# What doesn't kill you makes you stronger



## soniq2005

Hello.
I would like to know how do you translate " What doesn`t kill you makes you stronger" in chinese language, because i want to get a tatoo with this saying and i can`t find what`s the translation.

Thank you.


----------



## Oosterwyck

直譯：它不但殺不了你，反倒使你更強壯． 意譯：把吃苦當作吃補．（越挫越勇）。


----------



## soniq2005

直譯：它不但殺不了你，反倒使你更強壯． 意譯：把吃苦當作吃補．（越挫越勇）。

all of these symbols mean that? what`s with the ":" "," etc. ? 
i think i don`t understand too well


----------



## BODYholic

'，' = comma
'。' = Full stop
'：' = Colon (but was misused here. The writer merely used it as signs to separate/differentiate sentences.)

直譯：它不但殺不了你，反倒使你更強壯．
Direct translation (i.e. word for word) : blah blah ....

意譯：把吃苦當作吃補．
Translation with equivalent meaning : blah blah ....

越挫越勇
He then quoted a Chinese proverb saying which has similar meaning to your statement.

If you are getting a tattoo with Chinese characters, I suggest you find a short one. Typically 4 characters and preferably with a good meaning to it.


----------



## soniq2005

well, this is a good meaning for me, it means something and stuff..
so  what`s the meaning of 越挫越勇 ?

thx a lot


----------



## pixEl2lifEx109

It basically means the more you go at it the stronger you become.  It's a proverb for resilience, but I don't know if it's exactly what you intend to say.


----------



## aaron792

How about "大难不死，必有后福"？


----------



## avlee

Aaron's version is much closer to the original words which inspires me more or less in creating my version - '挫而弥坚'. As thus, Soniq's version is another alternative.


----------



## BODYholic

soniq2005 said:


> well, this is a good meaning for me, it means something and stuff..
> so  what`s the meaning of 越挫越勇 ?
> 
> thx a lot



Firstly, I would like to retract what I mentioned earlier that '越挫越勇' is a Chinese proverb.
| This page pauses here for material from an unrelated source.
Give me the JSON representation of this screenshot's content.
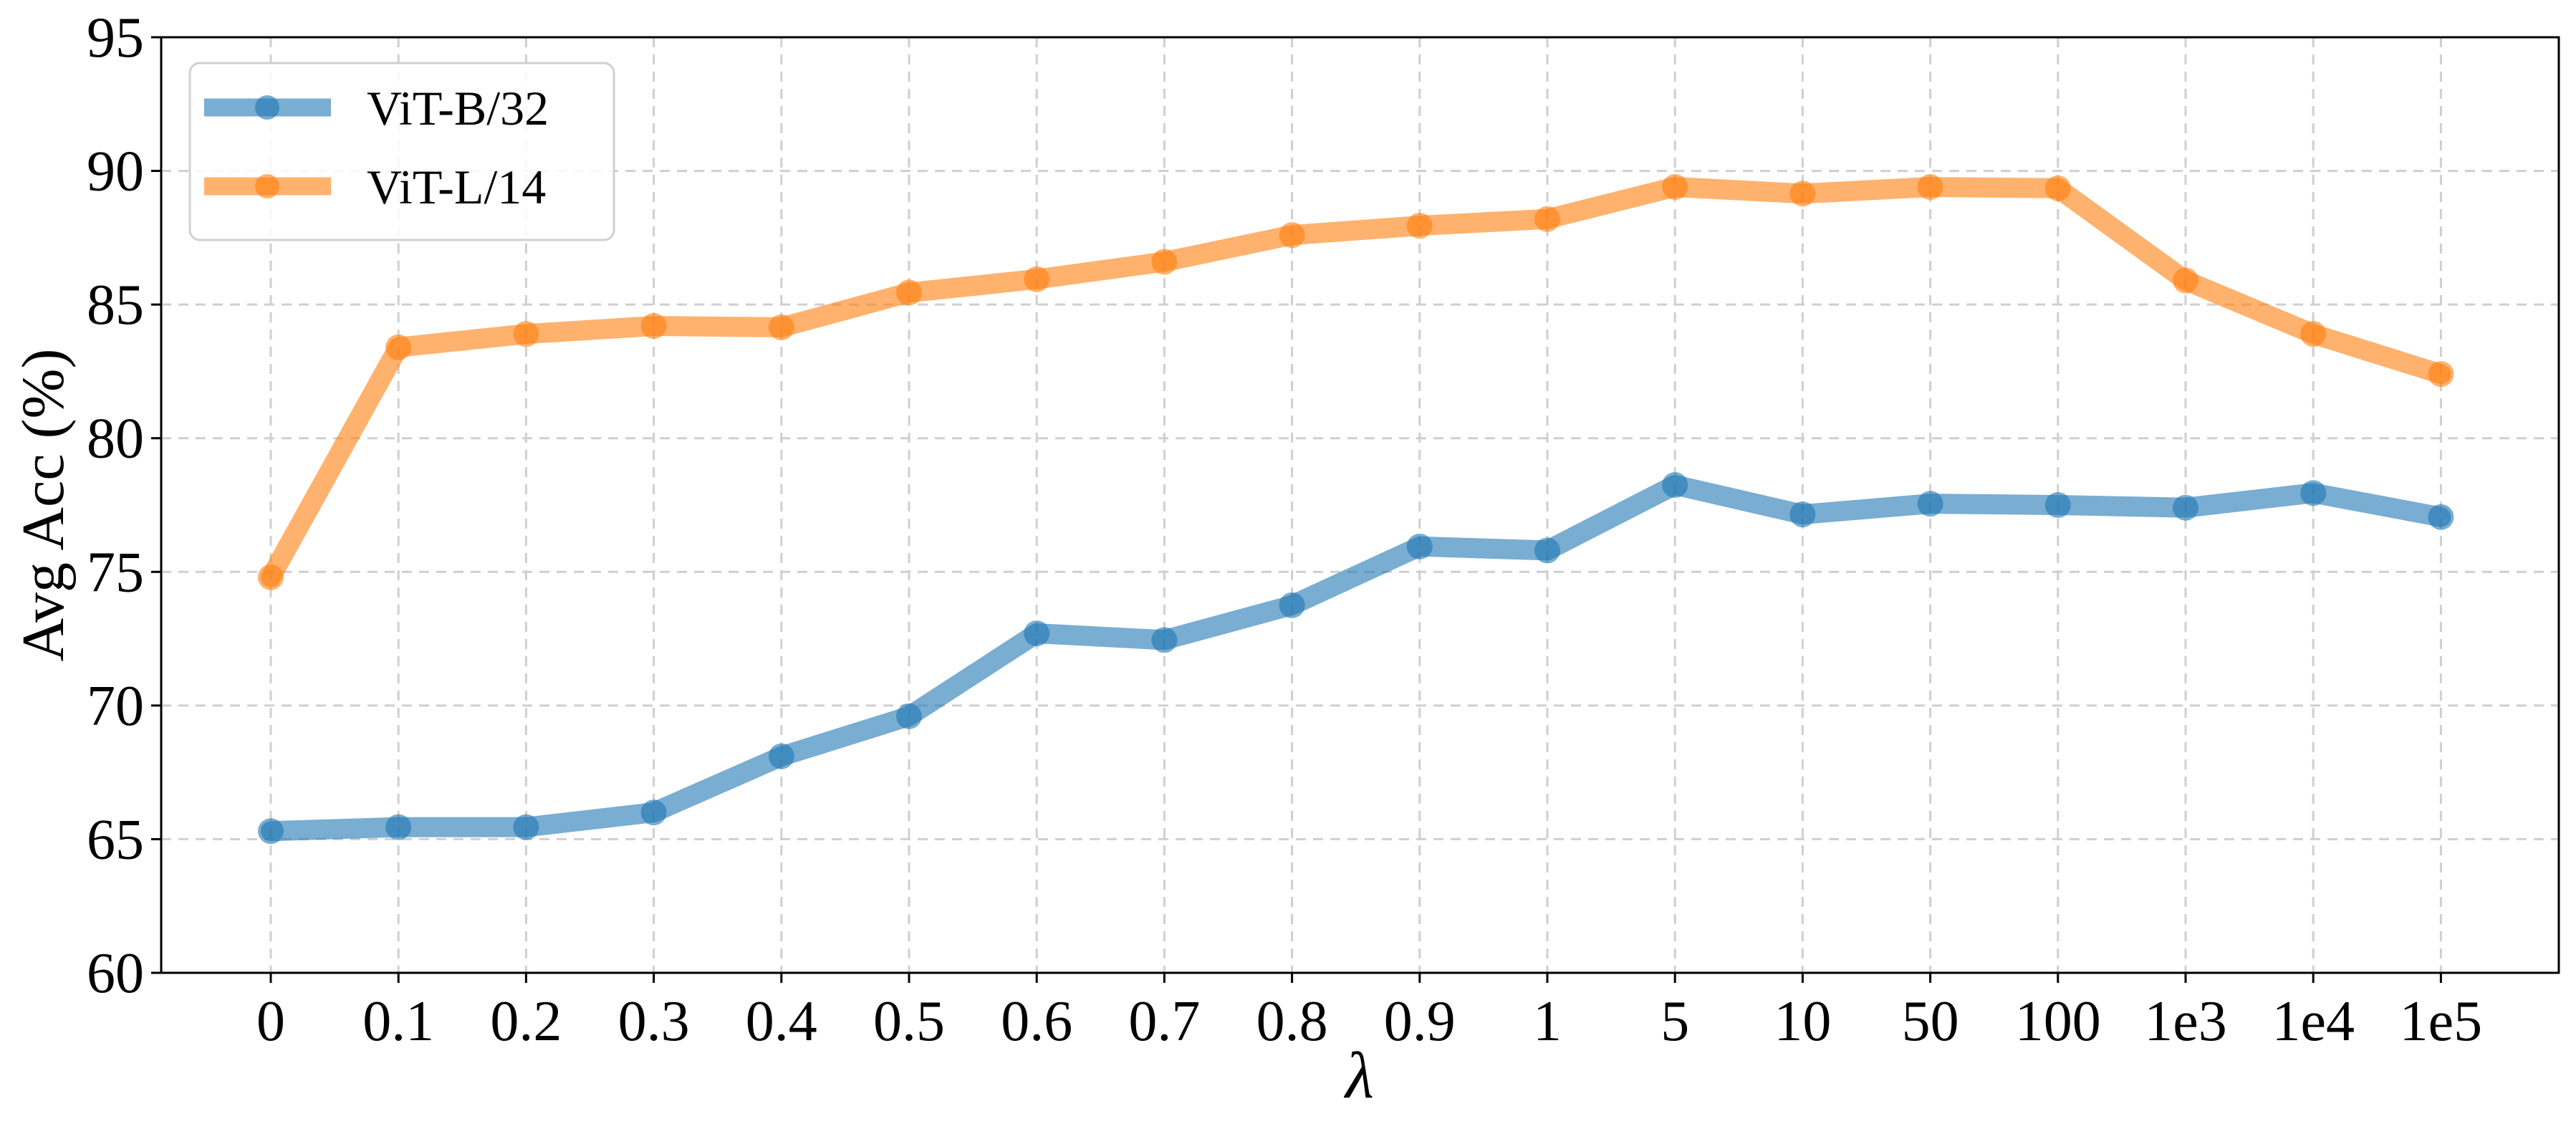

On second thought, it looks just like a common saying, it may not be a proverb. I am not sure.

Next, the meaning.
1. 越= The more
2. 挫= setback
3. 越= see #1
4. 勇= courage
In English, it may be loosely translated as 'when the going gets tough, the tough gets going.'.


----------



## summerflower

aaron792 said:


> How about "大难不死，必有后福"？


 
I agree with aaron's translation. Cause it's "what doesn't KILL you makes you stronger", not "difficulties make you stronger".


----------



## samanthalee

aaron792 said:


> How about "大难不死，必有后福"？


That's not exactly what the English phrase meant... "大难不死，必有后福" has a meaning of "if you survive miraculously, you probably  aren't meant to be dead yet and you'll have a charmed life afterwards."
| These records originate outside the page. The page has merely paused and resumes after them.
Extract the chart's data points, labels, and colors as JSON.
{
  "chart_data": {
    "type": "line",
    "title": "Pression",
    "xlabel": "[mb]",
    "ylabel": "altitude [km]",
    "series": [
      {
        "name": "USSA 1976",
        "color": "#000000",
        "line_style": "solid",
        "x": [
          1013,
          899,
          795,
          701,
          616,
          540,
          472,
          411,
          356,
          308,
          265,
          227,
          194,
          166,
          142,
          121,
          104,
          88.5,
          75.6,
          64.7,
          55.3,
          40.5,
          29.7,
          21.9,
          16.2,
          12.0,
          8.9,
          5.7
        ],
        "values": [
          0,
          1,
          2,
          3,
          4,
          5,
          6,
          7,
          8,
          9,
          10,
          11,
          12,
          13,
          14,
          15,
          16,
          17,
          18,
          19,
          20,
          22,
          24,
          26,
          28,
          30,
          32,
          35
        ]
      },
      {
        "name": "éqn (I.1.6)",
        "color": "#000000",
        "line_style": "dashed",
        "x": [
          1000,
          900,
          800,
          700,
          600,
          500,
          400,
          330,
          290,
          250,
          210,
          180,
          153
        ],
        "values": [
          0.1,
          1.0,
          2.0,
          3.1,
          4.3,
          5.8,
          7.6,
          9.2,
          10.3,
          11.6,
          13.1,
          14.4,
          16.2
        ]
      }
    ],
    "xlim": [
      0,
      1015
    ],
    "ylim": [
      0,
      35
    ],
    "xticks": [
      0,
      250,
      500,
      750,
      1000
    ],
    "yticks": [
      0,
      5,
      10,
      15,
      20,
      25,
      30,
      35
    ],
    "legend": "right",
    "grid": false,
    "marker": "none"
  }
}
What doesn't kill you makes you stronger (and what does kill you leaves you dead.  Sorry couldn't resist adding that. ) means " great difficulties make you stronger". This is close to the Mencius quote "天将降大任于斯人也"。The full quotation is "天将降大任于斯人也，必先苦其心志，饿其体肤，劳其筋骨，空乏其身，行拂乱其所为，所以动心忍性，增益其所不能。", but usually we'll just quote the first line and others will know what we mean .


----------



## Mugi

OT


BODYholic said:


> '：' = Colon (but was misused here.


Actually, for the majority of the English speaking world, this usage was correct.


----------



## BODYholic

Pardon me for my laziness to type. This is an example how ':' is used in Chinese Language.
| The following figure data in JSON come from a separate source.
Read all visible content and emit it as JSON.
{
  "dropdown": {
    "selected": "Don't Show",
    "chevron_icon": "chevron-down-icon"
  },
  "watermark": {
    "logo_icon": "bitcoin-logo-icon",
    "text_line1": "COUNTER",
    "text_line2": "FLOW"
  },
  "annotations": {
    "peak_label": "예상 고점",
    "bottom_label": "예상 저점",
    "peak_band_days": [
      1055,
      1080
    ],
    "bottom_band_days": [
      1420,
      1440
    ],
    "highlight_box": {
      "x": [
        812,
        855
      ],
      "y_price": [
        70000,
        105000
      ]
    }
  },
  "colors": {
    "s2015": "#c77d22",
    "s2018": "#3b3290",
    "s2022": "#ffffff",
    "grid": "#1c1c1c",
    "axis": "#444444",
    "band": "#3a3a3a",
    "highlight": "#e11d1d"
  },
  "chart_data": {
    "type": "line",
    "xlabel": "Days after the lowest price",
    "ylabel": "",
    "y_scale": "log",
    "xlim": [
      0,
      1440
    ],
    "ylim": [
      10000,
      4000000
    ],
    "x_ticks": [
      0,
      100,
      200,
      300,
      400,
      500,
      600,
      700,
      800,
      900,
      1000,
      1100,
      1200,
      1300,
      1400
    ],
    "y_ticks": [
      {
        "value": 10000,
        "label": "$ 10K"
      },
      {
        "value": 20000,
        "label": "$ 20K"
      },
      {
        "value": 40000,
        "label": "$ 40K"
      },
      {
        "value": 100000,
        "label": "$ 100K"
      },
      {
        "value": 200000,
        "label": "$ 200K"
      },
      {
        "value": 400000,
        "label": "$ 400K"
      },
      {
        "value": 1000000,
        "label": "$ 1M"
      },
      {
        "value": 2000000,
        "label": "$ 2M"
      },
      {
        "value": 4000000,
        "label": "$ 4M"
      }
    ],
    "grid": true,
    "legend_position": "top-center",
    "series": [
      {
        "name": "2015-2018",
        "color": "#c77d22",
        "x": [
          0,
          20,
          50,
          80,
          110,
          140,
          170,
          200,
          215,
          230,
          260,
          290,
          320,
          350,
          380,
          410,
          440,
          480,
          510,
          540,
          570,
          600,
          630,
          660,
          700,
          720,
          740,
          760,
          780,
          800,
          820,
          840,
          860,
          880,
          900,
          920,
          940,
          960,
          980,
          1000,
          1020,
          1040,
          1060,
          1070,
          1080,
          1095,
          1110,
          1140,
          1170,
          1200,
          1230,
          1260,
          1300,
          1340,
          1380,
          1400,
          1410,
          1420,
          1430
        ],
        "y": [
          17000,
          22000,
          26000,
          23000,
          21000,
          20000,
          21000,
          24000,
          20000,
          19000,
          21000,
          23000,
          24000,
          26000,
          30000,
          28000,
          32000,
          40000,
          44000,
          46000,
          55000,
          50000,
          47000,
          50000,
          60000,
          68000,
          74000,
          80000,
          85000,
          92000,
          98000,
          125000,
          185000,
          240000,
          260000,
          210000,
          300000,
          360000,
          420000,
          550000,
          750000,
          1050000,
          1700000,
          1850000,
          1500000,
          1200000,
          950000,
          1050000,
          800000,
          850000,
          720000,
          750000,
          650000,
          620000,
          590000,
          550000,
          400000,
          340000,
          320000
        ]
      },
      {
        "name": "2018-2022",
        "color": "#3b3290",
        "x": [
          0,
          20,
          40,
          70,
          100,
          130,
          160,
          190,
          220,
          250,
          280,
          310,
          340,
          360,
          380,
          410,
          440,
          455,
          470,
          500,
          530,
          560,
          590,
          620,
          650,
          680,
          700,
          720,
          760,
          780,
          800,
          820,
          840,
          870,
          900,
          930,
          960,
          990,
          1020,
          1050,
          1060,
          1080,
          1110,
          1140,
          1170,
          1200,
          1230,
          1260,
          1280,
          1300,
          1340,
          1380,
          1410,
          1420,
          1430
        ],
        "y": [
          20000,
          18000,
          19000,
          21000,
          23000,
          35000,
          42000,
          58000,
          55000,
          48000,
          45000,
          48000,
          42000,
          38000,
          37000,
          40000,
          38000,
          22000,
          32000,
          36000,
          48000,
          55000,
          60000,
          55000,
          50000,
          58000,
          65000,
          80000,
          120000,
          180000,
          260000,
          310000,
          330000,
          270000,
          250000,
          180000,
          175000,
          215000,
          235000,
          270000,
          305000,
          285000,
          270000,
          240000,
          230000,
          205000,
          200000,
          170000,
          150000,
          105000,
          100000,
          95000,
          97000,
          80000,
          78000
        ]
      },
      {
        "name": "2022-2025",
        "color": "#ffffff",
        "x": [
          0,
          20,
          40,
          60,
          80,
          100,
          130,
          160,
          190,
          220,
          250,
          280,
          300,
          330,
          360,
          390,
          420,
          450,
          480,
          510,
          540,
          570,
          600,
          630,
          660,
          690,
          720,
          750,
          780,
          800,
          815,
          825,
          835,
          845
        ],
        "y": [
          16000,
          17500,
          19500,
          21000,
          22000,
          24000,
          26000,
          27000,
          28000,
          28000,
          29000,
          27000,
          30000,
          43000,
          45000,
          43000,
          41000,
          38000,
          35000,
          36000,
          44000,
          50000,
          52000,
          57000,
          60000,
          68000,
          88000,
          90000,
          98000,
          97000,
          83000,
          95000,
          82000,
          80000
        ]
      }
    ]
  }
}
> 還沒開賽之前，吳尊信心滿滿，驕傲地表示：「羽毛球我超強的。」劉力揚則是緊張地直對辰亦儒說：「怎麼辦，我會拖累你啦。」原來從小就是田徑校隊的劉力 揚，雖是運動健將，但對球類的接觸比較少。不過沒想到劉力揚與辰亦儒的默契還不錯，一口氣就贏得4分，讓對手緊張急了。不過炎亞綸受限於膝蓋舊傷，在球場 上無法盡情奔跑，漏接了幾球，剛當完兵的辰亦儒贏球之際忍不住開他玩笑：「我看你應該去當個兵，磨練一下。」


Source of text


----------



## kailing

I remember huanglian mijian, xianku houtian.
Characters?  黄莲蜜饯，先苦后甜？？
谢谢你们的帮助


----------



## Geysere

Should be 黄连.
http://baike.baidu.com/view/21017.htm


----------



## patrick_socal

*What does not kill me*, *makes me stronger*. Friedrich Nietzsche, Twilight of the Idols, 1888

I think this is the source (in German originally) of most European and American versions of this saying.
I wonder if "Twilight of the Idols" has been translated into Chinese?

A translation of the original might be an interesting source for a translation into Chinese.

I tried to search for a Chinese translation but got no results.

Patrick.

Edit to add: I did learn that Twilight of the Idols is translated as 偶像的黄昏, if anyone wants to pursue further.


----------